Unusually, although computer-aided processes and electronic automation have been shown to be effective in other sectors at increasing efficiency and minimising costs, chemistry as a science has been slow on the uptake of new technology designed to assist chemists in routine tasks. In the traditional research environment, this can be seen most clearly by the lack of computer assistance in even the most ordinary of tasks such as titrations, crystallisations, extractions or distillations. When looking at more complex activities such as the identification, optimisation and analysis of new reactions, the situation is even worse. This must change if we are to move chemistry forward. Our research group has consistently pioneered novel methods in chemical synthesis and we are well positioned to deliver a new vision that will lead the way in addressing the present constraints and limitations of how we work in the laboratory today. Our vision of the Lab of the Future is one that breaks away from inefficient traditions and pushes the boundaries of what is possible in chemical synthesis by combining modern-day computing power with the most useful of software developments in order to intelligently combine synthesis procedures.

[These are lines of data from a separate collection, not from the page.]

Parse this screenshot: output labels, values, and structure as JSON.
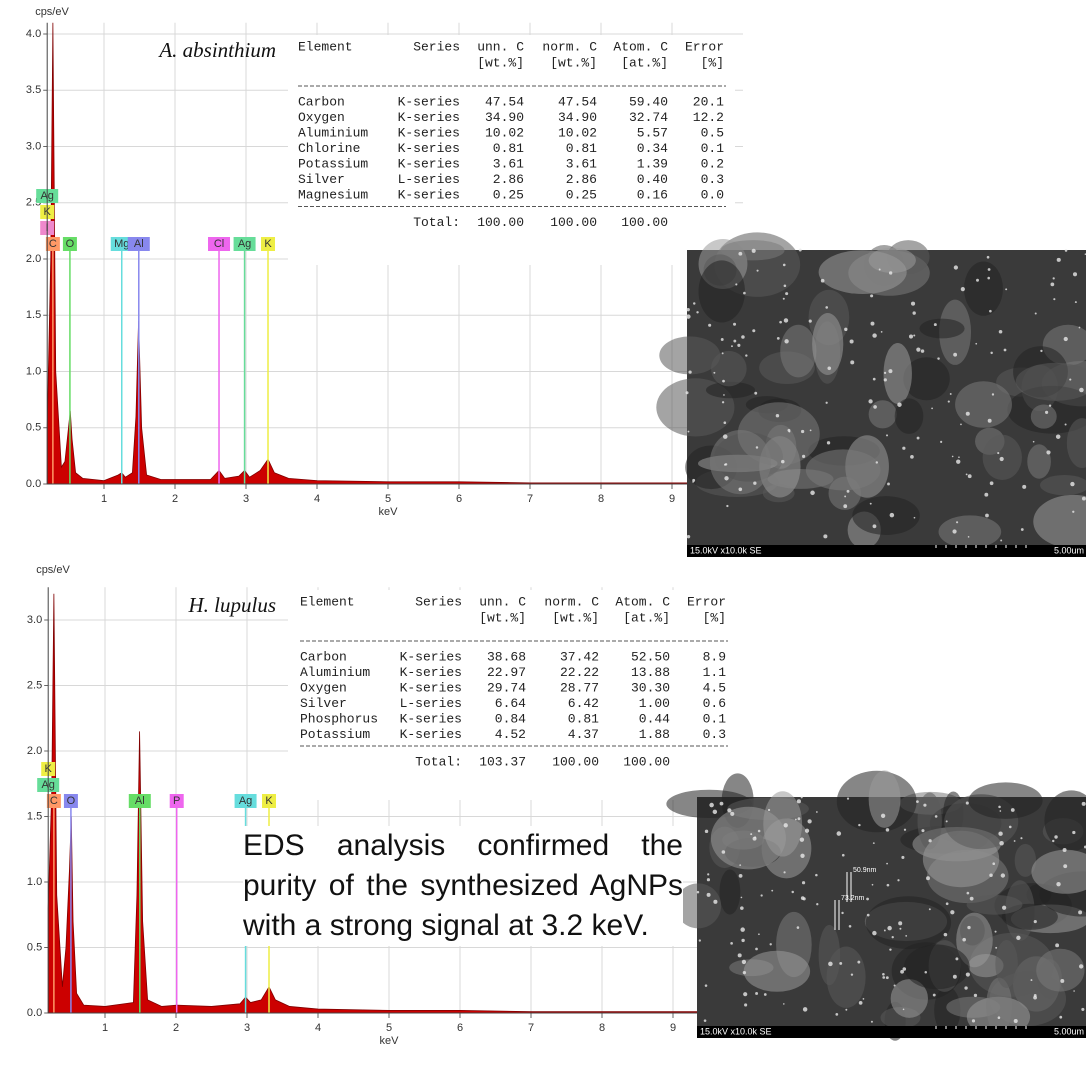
{
  "chart_data": [
    {
      "type": "area",
      "title": "A. absinthium",
      "y_label": "cps/eV",
      "x_label": "keV",
      "color": "#cc0000",
      "grid": true,
      "xlim": [
        0.2,
        10
      ],
      "xticks": [
        1,
        2,
        3,
        4,
        5,
        6,
        7,
        8,
        9
      ],
      "ylim": [
        0,
        4.1
      ],
      "yticks": [
        {
          "value": 0,
          "label": "0.0"
        },
        0.5,
        {
          "value": 1,
          "label": "1.0"
        },
        1.5,
        {
          "value": 2,
          "label": "2.0"
        },
        2.5,
        {
          "value": 3,
          "label": "3.0"
        },
        3.5,
        {
          "value": 4,
          "label": "4.0"
        }
      ],
      "x": [
        0.2,
        0.25,
        0.28,
        0.32,
        0.4,
        0.45,
        0.5,
        0.525,
        0.55,
        0.6,
        0.7,
        1.0,
        1.2,
        1.25,
        1.3,
        1.4,
        1.45,
        1.487,
        1.53,
        1.6,
        1.8,
        2.5,
        2.62,
        2.7,
        2.9,
        2.98,
        3.05,
        3.2,
        3.31,
        3.4,
        3.6,
        4,
        5,
        6,
        7,
        8,
        9,
        10
      ],
      "values": [
        0.5,
        2.0,
        4.1,
        1.0,
        0.15,
        0.2,
        0.5,
        0.65,
        0.4,
        0.1,
        0.05,
        0.03,
        0.08,
        0.1,
        0.06,
        0.1,
        0.6,
        1.45,
        0.5,
        0.08,
        0.04,
        0.04,
        0.12,
        0.05,
        0.07,
        0.12,
        0.06,
        0.12,
        0.22,
        0.1,
        0.05,
        0.03,
        0.02,
        0.02,
        0.01,
        0.01,
        0.01,
        0.01
      ],
      "peak_markers": [
        {
          "label": "C",
          "x": 0.28,
          "color": "#ff9966"
        },
        {
          "label": "O",
          "x": 0.52,
          "color": "#66dd66"
        },
        {
          "label": "Mg",
          "x": 1.25,
          "color": "#66dddd"
        },
        {
          "label": "Al",
          "x": 1.49,
          "color": "#8888ee"
        },
        {
          "label": "Cl",
          "x": 2.62,
          "color": "#ee66ee"
        },
        {
          "label": "Ag",
          "x": 2.98,
          "color": "#66dd99"
        },
        {
          "label": "K",
          "x": 3.31,
          "color": "#eeee44"
        },
        {
          "label": "I",
          "x": 0.2,
          "color": "#ee88cc"
        },
        {
          "label": "K",
          "x": 0.2,
          "color": "#eeee44"
        },
        {
          "label": "Ag",
          "x": 0.2,
          "color": "#66dd99"
        }
      ]
    },
    {
      "type": "area",
      "title": "H. lupulus",
      "y_label": "cps/eV",
      "x_label": "keV",
      "color": "#cc0000",
      "grid": true,
      "xlim": [
        0.2,
        10
      ],
      "xticks": [
        1,
        2,
        3,
        4,
        5,
        6,
        7,
        8,
        9
      ],
      "ylim": [
        0,
        3.25
      ],
      "yticks": [
        {
          "value": 0,
          "label": "0.0"
        },
        0.5,
        {
          "value": 1,
          "label": "1.0"
        },
        1.5,
        {
          "value": 2,
          "label": "2.0"
        },
        2.5,
        {
          "value": 3,
          "label": "3.0"
        }
      ],
      "x": [
        0.2,
        0.25,
        0.28,
        0.32,
        0.4,
        0.45,
        0.5,
        0.525,
        0.55,
        0.6,
        0.7,
        1.0,
        1.4,
        1.45,
        1.487,
        1.53,
        1.6,
        1.8,
        2.01,
        2.5,
        2.9,
        2.98,
        3.05,
        3.2,
        3.31,
        3.4,
        3.6,
        4,
        5,
        6,
        7,
        8,
        9,
        10
      ],
      "values": [
        0.8,
        1.7,
        3.2,
        0.9,
        0.2,
        0.5,
        1.1,
        1.5,
        0.7,
        0.15,
        0.06,
        0.05,
        0.08,
        0.9,
        2.15,
        0.7,
        0.1,
        0.05,
        0.06,
        0.05,
        0.07,
        0.12,
        0.08,
        0.1,
        0.2,
        0.1,
        0.05,
        0.03,
        0.02,
        0.02,
        0.01,
        0.01,
        0.01,
        0.01
      ],
      "peak_markers": [
        {
          "label": "C",
          "x": 0.28,
          "color": "#ff9966"
        },
        {
          "label": "O",
          "x": 0.52,
          "color": "#8888ee"
        },
        {
          "label": "Al",
          "x": 1.49,
          "color": "#66dd66"
        },
        {
          "label": "P",
          "x": 2.01,
          "color": "#ee66ee"
        },
        {
          "label": "Ag",
          "x": 2.98,
          "color": "#66dddd"
        },
        {
          "label": "K",
          "x": 3.31,
          "color": "#eeee44"
        },
        {
          "label": "Ag",
          "x": 0.2,
          "color": "#66dd99"
        },
        {
          "label": "K",
          "x": 0.2,
          "color": "#eeee44"
        }
      ]
    }
  ],
  "tables": [
    {
      "header_row1": [
        "Element",
        "Series",
        "unn. C",
        "norm. C",
        "Atom. C",
        "Error"
      ],
      "header_row2": [
        "",
        "",
        "[wt.%]",
        "[wt.%]",
        "[at.%]",
        "[%]"
      ],
      "rows": [
        [
          "Carbon",
          "K-series",
          "47.54",
          "47.54",
          "59.40",
          "20.1"
        ],
        [
          "Oxygen",
          "K-series",
          "34.90",
          "34.90",
          "32.74",
          "12.2"
        ],
        [
          "Aluminium",
          "K-series",
          "10.02",
          "10.02",
          "5.57",
          "0.5"
        ],
        [
          "Chlorine",
          "K-series",
          "0.81",
          "0.81",
          "0.34",
          "0.1"
        ],
        [
          "Potassium",
          "K-series",
          "3.61",
          "3.61",
          "1.39",
          "0.2"
        ],
        [
          "Silver",
          "L-series",
          "2.86",
          "2.86",
          "0.40",
          "0.3"
        ],
        [
          "Magnesium",
          "K-series",
          "0.25",
          "0.25",
          "0.16",
          "0.0"
        ]
      ],
      "total": [
        "Total:",
        "100.00",
        "100.00",
        "100.00"
      ]
    },
    {
      "header_row1": [
        "Element",
        "Series",
        "unn. C",
        "norm. C",
        "Atom. C",
        "Error"
      ],
      "header_row2": [
        "",
        "",
        "[wt.%]",
        "[wt.%]",
        "[at.%]",
        "[%]"
      ],
      "rows": [
        [
          "Carbon",
          "K-series",
          "38.68",
          "37.42",
          "52.50",
          "8.9"
        ],
        [
          "Aluminium",
          "K-series",
          "22.97",
          "22.22",
          "13.88",
          "1.1"
        ],
        [
          "Oxygen",
          "K-series",
          "29.74",
          "28.77",
          "30.30",
          "4.5"
        ],
        [
          "Silver",
          "L-series",
          "6.64",
          "6.42",
          "1.00",
          "0.6"
        ],
        [
          "Phosphorus",
          "K-series",
          "0.84",
          "0.81",
          "0.44",
          "0.1"
        ],
        [
          "Potassium",
          "K-series",
          "4.52",
          "4.37",
          "1.88",
          "0.3"
        ]
      ],
      "total": [
        "Total:",
        "103.37",
        "100.00",
        "100.00"
      ]
    }
  ],
  "sem_images": [
    {
      "left_caption": "15.0kV x10.0k SE",
      "right_caption": "5.00um"
    },
    {
      "left_caption": "15.0kV x10.0k SE",
      "right_caption": "5.00um",
      "measurements": [
        "50.9nm",
        "73.2nm"
      ]
    }
  ],
  "caption": "EDS analysis confirmed the purity of the synthesized AgNPs with a strong signal at 3.2 keV."
}
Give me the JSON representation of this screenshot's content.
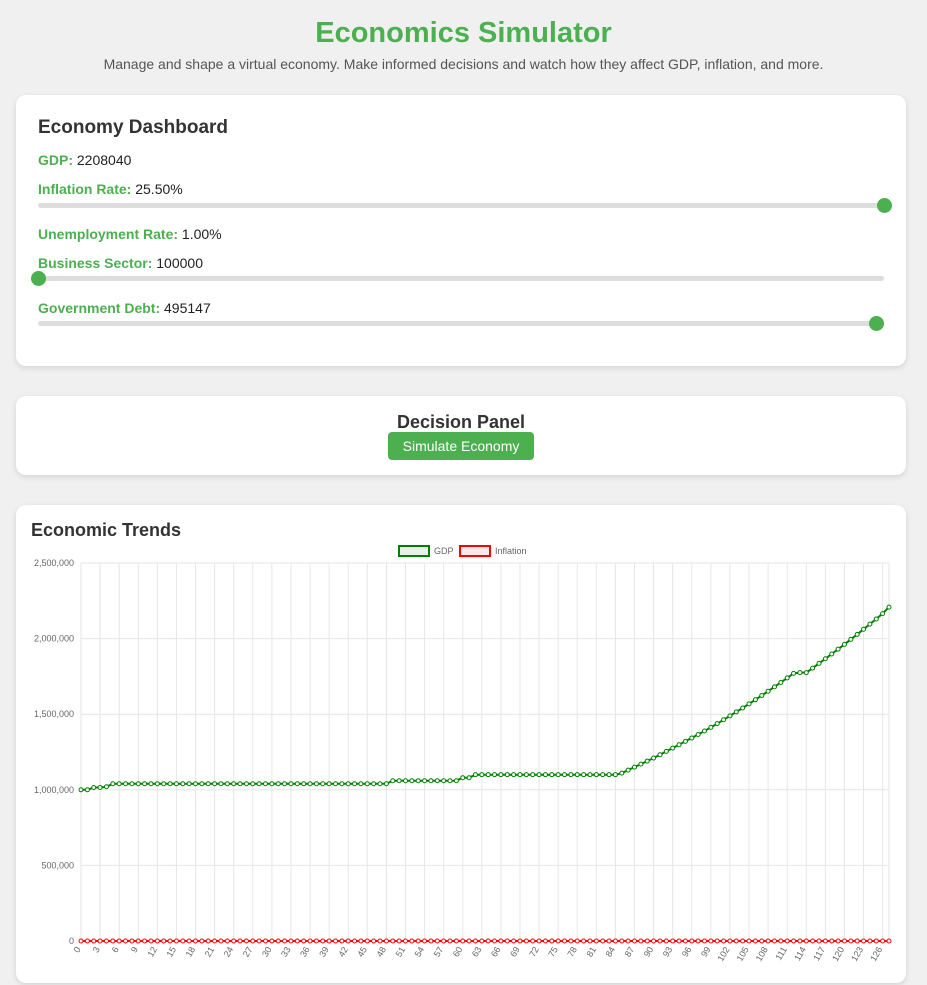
{
  "header": {
    "title": "Economics Simulator",
    "subtitle": "Manage and shape a virtual economy. Make informed decisions and watch how they affect GDP, inflation, and more."
  },
  "dashboard": {
    "title": "Economy Dashboard",
    "gdp": {
      "label": "GDP:",
      "value": "2208040"
    },
    "inflation": {
      "label": "Inflation Rate:",
      "value": "25.50%",
      "slider_fraction": 1.0
    },
    "unemployment": {
      "label": "Unemployment Rate:",
      "value": "1.00%"
    },
    "business": {
      "label": "Business Sector:",
      "value": "100000",
      "slider_fraction": 0.0
    },
    "debt": {
      "label": "Government Debt:",
      "value": "495147",
      "slider_fraction": 0.99
    }
  },
  "decision": {
    "title": "Decision Panel",
    "simulate_label": "Simulate Economy"
  },
  "colors": {
    "accent": "#4caf50",
    "gdp_line": "#008000",
    "inflation_line": "#ff0000"
  },
  "trends": {
    "title": "Economic Trends"
  },
  "chart_data": {
    "type": "line",
    "ylim": [
      0,
      2500000
    ],
    "y_ticks": [
      0,
      500000,
      1000000,
      1500000,
      2000000,
      2500000
    ],
    "x_tick_step": 3,
    "legend_position": "top",
    "grid": true,
    "series": [
      {
        "name": "GDP",
        "color": "#008000",
        "values": [
          1000000,
          1000000,
          1015000,
          1015000,
          1020000,
          1040000,
          1040000,
          1040000,
          1040000,
          1040000,
          1040000,
          1040000,
          1040000,
          1040000,
          1040000,
          1040000,
          1040000,
          1040000,
          1040000,
          1040000,
          1040000,
          1040000,
          1040000,
          1040000,
          1040000,
          1040000,
          1040000,
          1040000,
          1040000,
          1040000,
          1040000,
          1040000,
          1040000,
          1040000,
          1040000,
          1040000,
          1040000,
          1040000,
          1040000,
          1040000,
          1040000,
          1040000,
          1040000,
          1040000,
          1040000,
          1040000,
          1040000,
          1040000,
          1040000,
          1060000,
          1060000,
          1060000,
          1060000,
          1060000,
          1060000,
          1060000,
          1060000,
          1060000,
          1060000,
          1060000,
          1080000,
          1080000,
          1100000,
          1100000,
          1100000,
          1100000,
          1100000,
          1100000,
          1100000,
          1100000,
          1100000,
          1100000,
          1100000,
          1100000,
          1100000,
          1100000,
          1100000,
          1100000,
          1100000,
          1100000,
          1100000,
          1100000,
          1100000,
          1100000,
          1100000,
          1110000,
          1130000,
          1150000,
          1170000,
          1190000,
          1210000,
          1232000,
          1254000,
          1276000,
          1298000,
          1320000,
          1343000,
          1366000,
          1389000,
          1413000,
          1438000,
          1463000,
          1489000,
          1515000,
          1541000,
          1568000,
          1596000,
          1624000,
          1652000,
          1681000,
          1710000,
          1740000,
          1770000,
          1775000,
          1775000,
          1805000,
          1836000,
          1867000,
          1898000,
          1930000,
          1962000,
          1995000,
          2028000,
          2062000,
          2096000,
          2130000,
          2165000,
          2208040
        ]
      },
      {
        "name": "Inflation",
        "color": "#ff0000",
        "values": "zeros"
      }
    ]
  }
}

During the last few years there has been a significant amount of effort expended in the development of new flow synthesis enabling tools, most notably in the area of enhancing reaction capability. At the same time new in-line detection methods are being developed, with desktop NMR spectrometers and in-line miniature MS detectors providing extensive chemical structure data rapidly for compounds produced in flow. Despite the increase in these new enabling tools coming onto the market, there has been little focus on essential continuous downstream processing tools such as work-up cycles and chromatography.

In situations where compounds having similar chemical properties need to be separated, chromatography is usually the method of choice. Researchers are easily able to use semi-preparative and preparative HPLC to separate compounds reasonably quickly. The use of manual column chromatography and semi-automated flash chromatography is commonplace. However for multi-component, complex mixtures there exist no solutions for in-line continuous separation of compounds, especially on an R&D scale.

There are huge conveniences to being able to chromatograph compounds in-line (e.g. in a continuous flow multistep reaction sequence) and it is additionally attractive in terms of many benefits and economies that can be obtained. At the current time, however, there exist no devices that can conveniently achieve this in the research environment; the basis of our proposal therefore is to meet such a need: to design, build and develop the first parallel column SFC separation device for use in-line, at the R&D scale of synthesis, in flow chemistry applications. Utilising CO2 supercritical fluid chromatography enables rapid separations in a sustainable and environmentally friendly manner while fulfilling an unmet need in downstream processing.